Le Cinéma sans film invente une éphémère victoire de la réalité sur sa représentation mécanique et électronique, rendant le monde à notre œil directement, mais depuis le cinéma, depuis l'état de perception des images filmées. Hommage à Walter Benjamin — le flâneur magnifique, amateur de ville ayant annoncé, entre les deux Guerres, toutes les dérives à venir de la société industrielle au moment de la reproductibilité des images —, le Cinéma sans film propose à son public des salles de cinéma dont le film et l'écran sont absents. Les sièges y font face à un cadre vide, ouvert à une vision directe de l'espace immédiat : un fragment de ville réel et les vrais mouvements qui l'animent et le traversent. À l'habitude d'une pratique cinématographique, rien ne manque que le film. La salle, ses programmes et ses horaires, les titres d'œuvres et les photos d'annonces, tout est là pour placer le spectateur dans la situation de regarder un morceau et un moment précis de sa ville selon les codes qui régissent la lecture d'une bobine de pellicule. La domination de l'image médiate sur la vision immédiate, dans notre perception du réel, est alors remise en cause depuis la situation même qui organise ladite domination. Même la "musique de film" est présente. Mais, pas davantage que les images, elle n'est enregistrée et reproduite ; les musiciens, placés dans une "tour de contrôle", l'interprètent et la transforment en direct, accompagnant, soulignant les événements et les objets révélés par le cadre.

Une semaine durant, neuf salles de Cinéma sans film, neuf poligraphies visuelles et musicales, seront installées dans la ville, sur des sites précisément choisis. Leurs cadres nus découperont dans l'espace urbain des fragments de vie ; vastes ou étroits, profonds ou rapprochés, selon les cas, tous différents et chacun orientant les regards sur un sujet, une action, un mouvement ou un ensemble de mouvements particuliers du réel, dont la répétition quotidienne permettra l'invitation des spectateurs à des séances régulièrement programmées, de jour ou de nuit.

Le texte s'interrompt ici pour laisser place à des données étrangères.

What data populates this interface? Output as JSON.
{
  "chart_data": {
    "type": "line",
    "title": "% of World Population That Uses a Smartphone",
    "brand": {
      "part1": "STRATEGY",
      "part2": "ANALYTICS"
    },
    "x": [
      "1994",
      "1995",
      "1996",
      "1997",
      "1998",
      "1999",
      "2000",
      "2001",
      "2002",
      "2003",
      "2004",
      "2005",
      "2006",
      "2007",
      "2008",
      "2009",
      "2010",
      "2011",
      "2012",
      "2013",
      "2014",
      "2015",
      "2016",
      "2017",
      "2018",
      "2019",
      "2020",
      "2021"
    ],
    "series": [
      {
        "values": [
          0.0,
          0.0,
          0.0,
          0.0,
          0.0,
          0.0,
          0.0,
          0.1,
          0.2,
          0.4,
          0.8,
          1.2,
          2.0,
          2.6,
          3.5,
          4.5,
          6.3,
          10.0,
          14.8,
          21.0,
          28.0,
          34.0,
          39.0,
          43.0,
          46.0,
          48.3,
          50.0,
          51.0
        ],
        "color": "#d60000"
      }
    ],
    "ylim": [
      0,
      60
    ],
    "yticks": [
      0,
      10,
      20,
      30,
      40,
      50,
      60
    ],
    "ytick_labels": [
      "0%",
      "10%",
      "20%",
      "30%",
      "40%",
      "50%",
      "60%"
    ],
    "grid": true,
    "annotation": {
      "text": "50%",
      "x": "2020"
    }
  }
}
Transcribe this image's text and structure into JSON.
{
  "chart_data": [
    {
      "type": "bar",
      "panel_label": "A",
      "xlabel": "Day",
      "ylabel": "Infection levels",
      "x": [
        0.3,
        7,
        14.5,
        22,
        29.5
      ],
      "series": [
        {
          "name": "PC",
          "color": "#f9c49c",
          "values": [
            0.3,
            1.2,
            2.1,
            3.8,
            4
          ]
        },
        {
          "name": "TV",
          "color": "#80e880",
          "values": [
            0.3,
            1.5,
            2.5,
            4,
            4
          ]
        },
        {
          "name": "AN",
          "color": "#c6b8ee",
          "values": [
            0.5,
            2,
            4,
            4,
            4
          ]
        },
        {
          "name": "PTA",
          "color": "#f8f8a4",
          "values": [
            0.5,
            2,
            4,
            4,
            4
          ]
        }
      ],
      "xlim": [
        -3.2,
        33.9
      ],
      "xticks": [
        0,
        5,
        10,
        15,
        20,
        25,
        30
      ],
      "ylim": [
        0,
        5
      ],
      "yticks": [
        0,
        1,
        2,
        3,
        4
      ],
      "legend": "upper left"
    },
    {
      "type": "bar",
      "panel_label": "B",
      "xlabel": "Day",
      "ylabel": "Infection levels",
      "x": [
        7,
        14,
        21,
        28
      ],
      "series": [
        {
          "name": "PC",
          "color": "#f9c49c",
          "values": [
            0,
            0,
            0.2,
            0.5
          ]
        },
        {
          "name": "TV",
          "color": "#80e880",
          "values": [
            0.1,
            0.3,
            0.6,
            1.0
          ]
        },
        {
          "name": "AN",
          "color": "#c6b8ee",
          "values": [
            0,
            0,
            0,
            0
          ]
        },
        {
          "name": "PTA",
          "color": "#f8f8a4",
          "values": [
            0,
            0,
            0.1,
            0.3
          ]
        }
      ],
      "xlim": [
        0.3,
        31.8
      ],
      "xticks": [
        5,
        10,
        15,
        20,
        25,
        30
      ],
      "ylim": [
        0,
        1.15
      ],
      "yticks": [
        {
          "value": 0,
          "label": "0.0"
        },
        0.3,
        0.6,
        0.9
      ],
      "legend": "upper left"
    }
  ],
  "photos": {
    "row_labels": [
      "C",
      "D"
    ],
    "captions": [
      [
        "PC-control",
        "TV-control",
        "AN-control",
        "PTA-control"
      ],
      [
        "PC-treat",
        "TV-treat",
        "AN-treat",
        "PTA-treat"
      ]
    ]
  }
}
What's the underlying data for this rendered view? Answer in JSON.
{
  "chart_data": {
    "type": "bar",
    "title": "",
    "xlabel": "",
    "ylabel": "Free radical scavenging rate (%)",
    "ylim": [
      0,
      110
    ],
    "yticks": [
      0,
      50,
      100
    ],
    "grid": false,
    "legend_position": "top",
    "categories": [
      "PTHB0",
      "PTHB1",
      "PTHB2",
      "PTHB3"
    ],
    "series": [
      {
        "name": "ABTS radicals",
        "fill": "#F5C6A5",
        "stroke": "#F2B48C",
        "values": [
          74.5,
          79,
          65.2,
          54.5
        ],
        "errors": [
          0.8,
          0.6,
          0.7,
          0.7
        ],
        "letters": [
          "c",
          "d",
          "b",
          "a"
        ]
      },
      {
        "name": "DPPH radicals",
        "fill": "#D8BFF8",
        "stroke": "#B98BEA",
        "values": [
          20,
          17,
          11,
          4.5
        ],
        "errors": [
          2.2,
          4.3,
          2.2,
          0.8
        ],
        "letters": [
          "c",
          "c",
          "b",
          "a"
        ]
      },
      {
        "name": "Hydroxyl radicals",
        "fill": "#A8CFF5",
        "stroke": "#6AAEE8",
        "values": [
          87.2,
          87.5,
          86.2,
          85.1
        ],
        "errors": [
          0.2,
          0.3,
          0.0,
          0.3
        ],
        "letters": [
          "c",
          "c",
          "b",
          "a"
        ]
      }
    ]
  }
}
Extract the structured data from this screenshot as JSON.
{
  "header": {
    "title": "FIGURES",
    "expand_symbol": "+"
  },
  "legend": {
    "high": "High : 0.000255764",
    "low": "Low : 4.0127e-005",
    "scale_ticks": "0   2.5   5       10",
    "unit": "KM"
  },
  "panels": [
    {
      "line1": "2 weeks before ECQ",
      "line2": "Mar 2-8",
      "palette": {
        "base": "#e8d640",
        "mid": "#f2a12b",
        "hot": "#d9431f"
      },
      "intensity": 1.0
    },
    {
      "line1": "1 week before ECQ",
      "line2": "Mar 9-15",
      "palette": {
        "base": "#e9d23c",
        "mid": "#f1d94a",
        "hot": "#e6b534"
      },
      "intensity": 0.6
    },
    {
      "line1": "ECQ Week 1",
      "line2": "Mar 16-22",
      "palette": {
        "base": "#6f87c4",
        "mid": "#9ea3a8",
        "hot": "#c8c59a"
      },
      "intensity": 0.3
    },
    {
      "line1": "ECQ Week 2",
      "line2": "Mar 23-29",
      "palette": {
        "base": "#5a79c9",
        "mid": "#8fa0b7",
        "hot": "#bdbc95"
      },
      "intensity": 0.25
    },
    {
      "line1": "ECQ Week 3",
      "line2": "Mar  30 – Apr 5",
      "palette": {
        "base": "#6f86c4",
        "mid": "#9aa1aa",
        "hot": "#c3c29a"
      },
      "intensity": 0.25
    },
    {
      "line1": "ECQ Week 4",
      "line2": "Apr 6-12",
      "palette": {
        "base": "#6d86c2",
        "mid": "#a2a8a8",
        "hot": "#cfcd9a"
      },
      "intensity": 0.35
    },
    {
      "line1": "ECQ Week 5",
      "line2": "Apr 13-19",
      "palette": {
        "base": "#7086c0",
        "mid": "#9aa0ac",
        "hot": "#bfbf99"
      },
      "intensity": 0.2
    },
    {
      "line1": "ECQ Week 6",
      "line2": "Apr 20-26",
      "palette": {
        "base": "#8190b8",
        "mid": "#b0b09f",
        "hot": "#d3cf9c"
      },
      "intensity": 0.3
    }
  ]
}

En clôture, une séance de 24 heures sans interruption sera organisée. Elle rendra ce faux-cinéma du vrai-réel à la complète linéarité de son temps (engageant pour cela les musiciens dans une exceptionnelle performance) et invitera les habitants à prendre plein pouvoir sur les deux côtés de son cadre, les uns se montrant délibérément et volontairement, se révélant aux autres.